I don't know about the mass of men living in Ireland in these early years of the 21st century, but certainly this man is leading a life which, regardless of whatever direction it takes, will be haunted by this question: could I not do what Brendan O'Connor does?
He's back again now with a fourth series of his Cutting Edge programme, and there I am again, asking myself that question - and still getting the same answer. Evidently not.
I mean, we are both in roughly the same line of business in this inky trade of ours, writing articles about some of the great events of the week - and though he seems to be able to write them a lot quicker than I can, leaving him free to perform other editorial tasks, this does not bring me any quiet desperation.
It is only when I see him doing his TV show that it starts, quietly at first, and then… still quietly, but with no less desperation.
He had Maia Dunphy, Jennifer O'Connell and Niall Boylan on last week, and there he was, setting them up to say their pieces, coming and in and going out of the conversation when it was appropriate, striking the right tone and all that stuff. Could I not do that?

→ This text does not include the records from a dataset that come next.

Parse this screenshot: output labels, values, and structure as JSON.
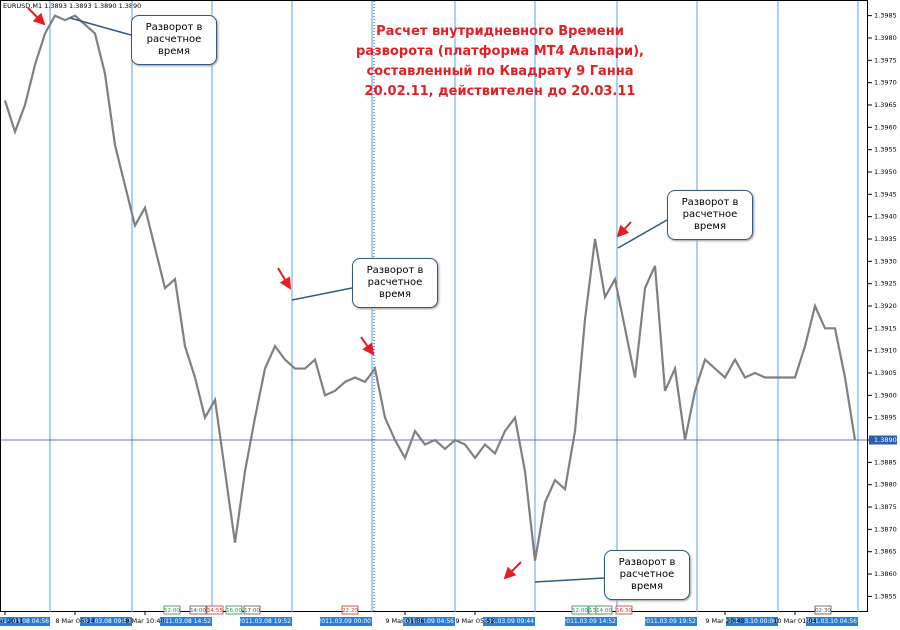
{
  "header": {
    "symbol_info": "EURUSD,M1  1.3893 1.3893 1.3890 1.3890"
  },
  "chart_data": {
    "type": "line",
    "title": "Расчет внутридневного Времени\nразворота (платформа MT4 Альпари),\nсоставленный по Квадрату 9 Ганна\n20.02.11, действителен до 20.03.11",
    "categories": [
      "8 Mar 2011",
      null,
      null,
      null,
      null,
      null,
      null,
      "8 Mar 06:24",
      null,
      null,
      null,
      null,
      null,
      null,
      "8 Mar 10:40",
      null,
      null,
      null,
      null,
      null,
      null,
      null,
      null,
      null,
      null,
      null,
      null,
      null,
      null,
      null,
      null,
      null,
      null,
      null,
      null,
      null,
      null,
      null,
      null,
      null,
      "9 Mar 01:36",
      null,
      null,
      null,
      null,
      null,
      null,
      "9 Mar 05:52",
      null,
      null,
      null,
      null,
      null,
      null,
      null,
      null,
      null,
      null,
      null,
      null,
      null,
      null,
      null,
      null,
      null,
      null,
      null,
      null,
      null,
      null,
      null,
      null,
      "9 Mar 20:48",
      null,
      null,
      null,
      null,
      null,
      null,
      "10 Mar 01:04",
      null,
      null,
      null,
      null,
      null,
      null
    ],
    "series": [
      {
        "name": "EURUSD,M1",
        "color": "#808080",
        "values": [
          1.3966,
          1.3959,
          1.3965,
          1.3974,
          1.3981,
          1.3985,
          1.3984,
          1.3985,
          1.3983,
          1.3981,
          1.3972,
          1.3956,
          1.3947,
          1.3938,
          1.3942,
          1.3933,
          1.3924,
          1.3926,
          1.3911,
          1.3904,
          1.3895,
          1.3899,
          1.3883,
          1.3867,
          1.3883,
          1.3895,
          1.3906,
          1.3911,
          1.3908,
          1.3906,
          1.3906,
          1.3908,
          1.39,
          1.3901,
          1.3903,
          1.3904,
          1.3903,
          1.3906,
          1.3895,
          1.389,
          1.3886,
          1.3892,
          1.3889,
          1.389,
          1.3888,
          1.389,
          1.3889,
          1.3886,
          1.3889,
          1.3887,
          1.3892,
          1.3895,
          1.3883,
          1.3863,
          1.3876,
          1.3881,
          1.3879,
          1.3892,
          1.3917,
          1.3935,
          1.3922,
          1.3926,
          1.3915,
          1.3904,
          1.3924,
          1.3929,
          1.3901,
          1.3906,
          1.389,
          1.3901,
          1.3908,
          1.3906,
          1.3904,
          1.3908,
          1.3904,
          1.3905,
          1.3904,
          1.3904,
          1.3904,
          1.3904,
          1.3911,
          1.392,
          1.3915,
          1.3915,
          1.3904,
          1.389
        ]
      }
    ],
    "ylim": [
      1.38515,
      1.39885
    ],
    "yticks": [
      {
        "value": 1.3855,
        "label": "1.3855"
      },
      {
        "value": 1.386,
        "label": "1.3860"
      },
      {
        "value": 1.3865,
        "label": "1.3865"
      },
      {
        "value": 1.387,
        "label": "1.3870"
      },
      {
        "value": 1.3875,
        "label": "1.3875"
      },
      {
        "value": 1.388,
        "label": "1.3880"
      },
      {
        "value": 1.3885,
        "label": "1.3885"
      },
      {
        "value": 1.389,
        "label": "1.3890"
      },
      {
        "value": 1.3895,
        "label": "1.3895"
      },
      {
        "value": 1.39,
        "label": "1.3900"
      },
      {
        "value": 1.3905,
        "label": "1.3905"
      },
      {
        "value": 1.391,
        "label": "1.3910"
      },
      {
        "value": 1.3915,
        "label": "1.3915"
      },
      {
        "value": 1.392,
        "label": "1.3920"
      },
      {
        "value": 1.3925,
        "label": "1.3925"
      },
      {
        "value": 1.393,
        "label": "1.3930"
      },
      {
        "value": 1.3935,
        "label": "1.3935"
      },
      {
        "value": 1.394,
        "label": "1.3940"
      },
      {
        "value": 1.3945,
        "label": "1.3945"
      },
      {
        "value": 1.395,
        "label": "1.3950"
      },
      {
        "value": 1.3955,
        "label": "1.3955"
      },
      {
        "value": 1.396,
        "label": "1.3960"
      },
      {
        "value": 1.3965,
        "label": "1.3965"
      },
      {
        "value": 1.397,
        "label": "1.3970"
      },
      {
        "value": 1.3975,
        "label": "1.3975"
      },
      {
        "value": 1.398,
        "label": "1.3980"
      },
      {
        "value": 1.3985,
        "label": "1.3985"
      }
    ],
    "current_price": {
      "value": 1.389,
      "label": "1.3890"
    },
    "annotations": [
      "Разворот в\nрасчетное\nвремя",
      "Разворот в\nрасчетное\nвремя",
      "Разворот в\nрасчетное\nвремя",
      "Разворот в\nрасчетное\nвремя"
    ],
    "reversal_labels": [
      "2011.03.08 04:56",
      "2011.03.08 09:52",
      "2011.03.08 14:52",
      "2011.03.08 19:52",
      "2011.03.09 00:00",
      "2011.03.09 04:56",
      "2011.03.09 09:44",
      "2011.03.09 14:52",
      "2011.03.09 19:52",
      "2011.03.10 00:00",
      "2011.03.10 04:56"
    ],
    "time_markers": [
      "12:00",
      "14:00",
      "14:55",
      "16:00",
      "17:00",
      "22:20",
      "12:00",
      "13:00",
      "14:00",
      "16:30",
      "02:30"
    ]
  }
}
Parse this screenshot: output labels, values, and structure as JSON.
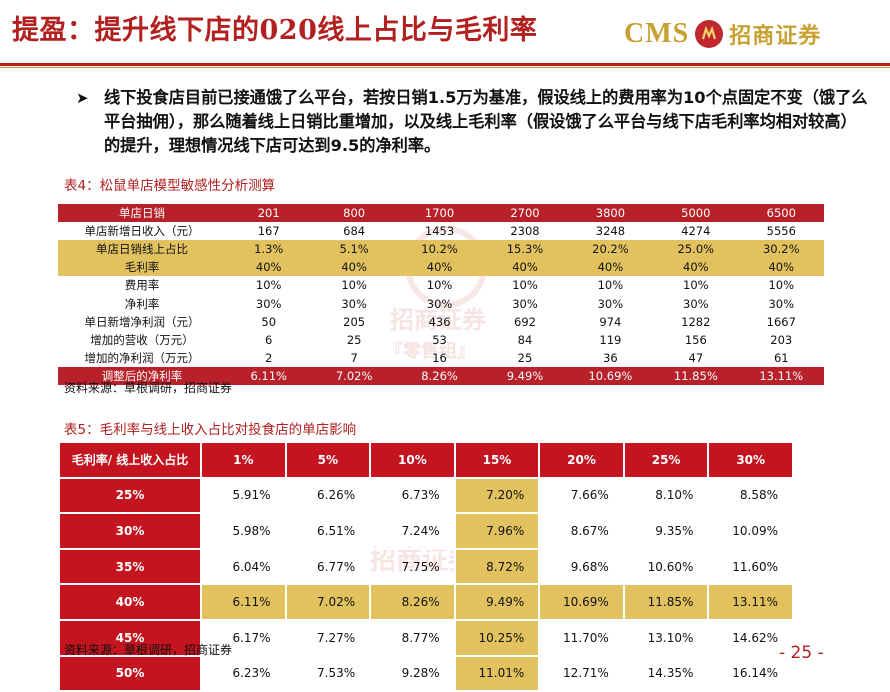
{
  "header": {
    "title": "提盈：提升线下店的020线上占比与毛利率",
    "logo_latin": "CMS",
    "logo_chinese": "招商证券"
  },
  "bullet": {
    "text": "线下投食店目前已接通饿了么平台，若按日销1.5万为基准，假设线上的费用率为10个点固定不变（饿了么平台抽佣），那么随着线上日销比重增加，以及线上毛利率（假设饿了么平台与线下店毛利率均相对较高）的提升，理想情况线下店可达到9.5的净利率。"
  },
  "table4": {
    "caption": "表4：松鼠单店模型敏感性分析测算",
    "source": "资料来源：草根调研，招商证券",
    "rows": [
      {
        "label": "单店日销",
        "values": [
          "201",
          "800",
          "1700",
          "2700",
          "3800",
          "5000",
          "6500"
        ],
        "style": "red"
      },
      {
        "label": "单店新增日收入（元）",
        "values": [
          "167",
          "684",
          "1453",
          "2308",
          "3248",
          "4274",
          "5556"
        ],
        "style": "plain"
      },
      {
        "label": "单店日销线上占比",
        "values": [
          "1.3%",
          "5.1%",
          "10.2%",
          "15.3%",
          "20.2%",
          "25.0%",
          "30.2%"
        ],
        "style": "gold"
      },
      {
        "label": "毛利率",
        "values": [
          "40%",
          "40%",
          "40%",
          "40%",
          "40%",
          "40%",
          "40%"
        ],
        "style": "gold"
      },
      {
        "label": "费用率",
        "values": [
          "10%",
          "10%",
          "10%",
          "10%",
          "10%",
          "10%",
          "10%"
        ],
        "style": "plain"
      },
      {
        "label": "净利率",
        "values": [
          "30%",
          "30%",
          "30%",
          "30%",
          "30%",
          "30%",
          "30%"
        ],
        "style": "plain"
      },
      {
        "label": "单日新增净利润（元）",
        "values": [
          "50",
          "205",
          "436",
          "692",
          "974",
          "1282",
          "1667"
        ],
        "style": "plain"
      },
      {
        "label": "增加的营收（万元）",
        "values": [
          "6",
          "25",
          "53",
          "84",
          "119",
          "156",
          "203"
        ],
        "style": "plain"
      },
      {
        "label": "增加的净利润（万元）",
        "values": [
          "2",
          "7",
          "16",
          "25",
          "36",
          "47",
          "61"
        ],
        "style": "plain"
      },
      {
        "label": "调整后的净利率",
        "values": [
          "6.11%",
          "7.02%",
          "8.26%",
          "9.49%",
          "10.69%",
          "11.85%",
          "13.11%"
        ],
        "style": "red"
      }
    ]
  },
  "table5": {
    "caption": "表5：毛利率与线上收入占比对投食店的单店影响",
    "source": "资料来源：草根调研，招商证券",
    "corner": "毛利率/ 线上收入占比",
    "columns": [
      "1%",
      "5%",
      "10%",
      "15%",
      "20%",
      "25%",
      "30%"
    ],
    "highlight_column": 3,
    "highlight_row": 3,
    "rows": [
      {
        "label": "25%",
        "values": [
          "5.91%",
          "6.26%",
          "6.73%",
          "7.20%",
          "7.66%",
          "8.10%",
          "8.58%"
        ]
      },
      {
        "label": "30%",
        "values": [
          "5.98%",
          "6.51%",
          "7.24%",
          "7.96%",
          "8.67%",
          "9.35%",
          "10.09%"
        ]
      },
      {
        "label": "35%",
        "values": [
          "6.04%",
          "6.77%",
          "7.75%",
          "8.72%",
          "9.68%",
          "10.60%",
          "11.60%"
        ]
      },
      {
        "label": "40%",
        "values": [
          "6.11%",
          "7.02%",
          "8.26%",
          "9.49%",
          "10.69%",
          "11.85%",
          "13.11%"
        ]
      },
      {
        "label": "45%",
        "values": [
          "6.17%",
          "7.27%",
          "8.77%",
          "10.25%",
          "11.70%",
          "13.10%",
          "14.62%"
        ]
      },
      {
        "label": "50%",
        "values": [
          "6.23%",
          "7.53%",
          "9.28%",
          "11.01%",
          "12.71%",
          "14.35%",
          "16.14%"
        ]
      }
    ]
  },
  "watermark": {
    "line1": "招商证券",
    "line2": "『零售组』"
  },
  "footer": {
    "page_number": "- 25 -"
  },
  "colors": {
    "brand_red": "#b22020",
    "table_red": "#c4141f",
    "gold": "#e2c25e",
    "logo_gold": "#c9a132"
  }
}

In truth I probably couldn't even do whatever Maia Dunphy and Jennifer O'Connell were doing there, but I thought for a while I could do better than what radio presenter Boylan was doing, once he started using words like "lefty politicians" - I would never descend to such banalities.
And then Boylan made a contribution to a discussion about the Catholic Church, in which he described his own experiences of being adopted, of being a product of the old Catholic system of trading in new-born babies for all sorts of disgraceful reasons, and he told it in a way that was really moving - so there was another thing that I couldn't do.
O'Connor handled that one sensitively too, saying the right thing at the right time, as is his wont.
Could I have done that?
Well, as it happens, I was on television myself last Tuesday night, talking about the book Tony 10 on The Tonight Show on TV3 with Matt Cooper and Ivan Yates, and when Ivan wondered if he was getting the whole story, I had this riposte for him: "Ivan, the journalist Brian Boyd wrote that there's more drama in Chapter 10 alone of Tony 10, than you'd get in a year's subscription to Netflix - what the f*** more do you want?"
Ah it was quite a riposte, I'm sure you'll agree. There really was no answer to that one - or so it seemed to me anyway when I thought of it, about three days after the show.
That's all it took for me, to nail that one - about 72 hours, give or take.
If I could speed up my reaction time just a bit, maybe bring that 72 hours down to… oh, about half a second… maybe one day I could do what O'Connor is doing. Though to be fair, he is one of the quickest in the business.
Clearly I do not possess those natural attributes, though perhaps I could work on them in conversations with family and friends. I'm sure O'Connor does a bit of that too, sharpening up his TV repartee in real-life situations.
Then I'd just need a bit of advice on clothes and grooming, a bit of a dress sense, because you have to look right too. And I'd need the camera to like me a bit more than it does, and I'd need something else too, some… charisma or something.
I suppose that's the thing that makes men most desperate, in a quiet way, when we look at these fellows presenting TV programmes, that we are somehow not presenting - it is just so easy.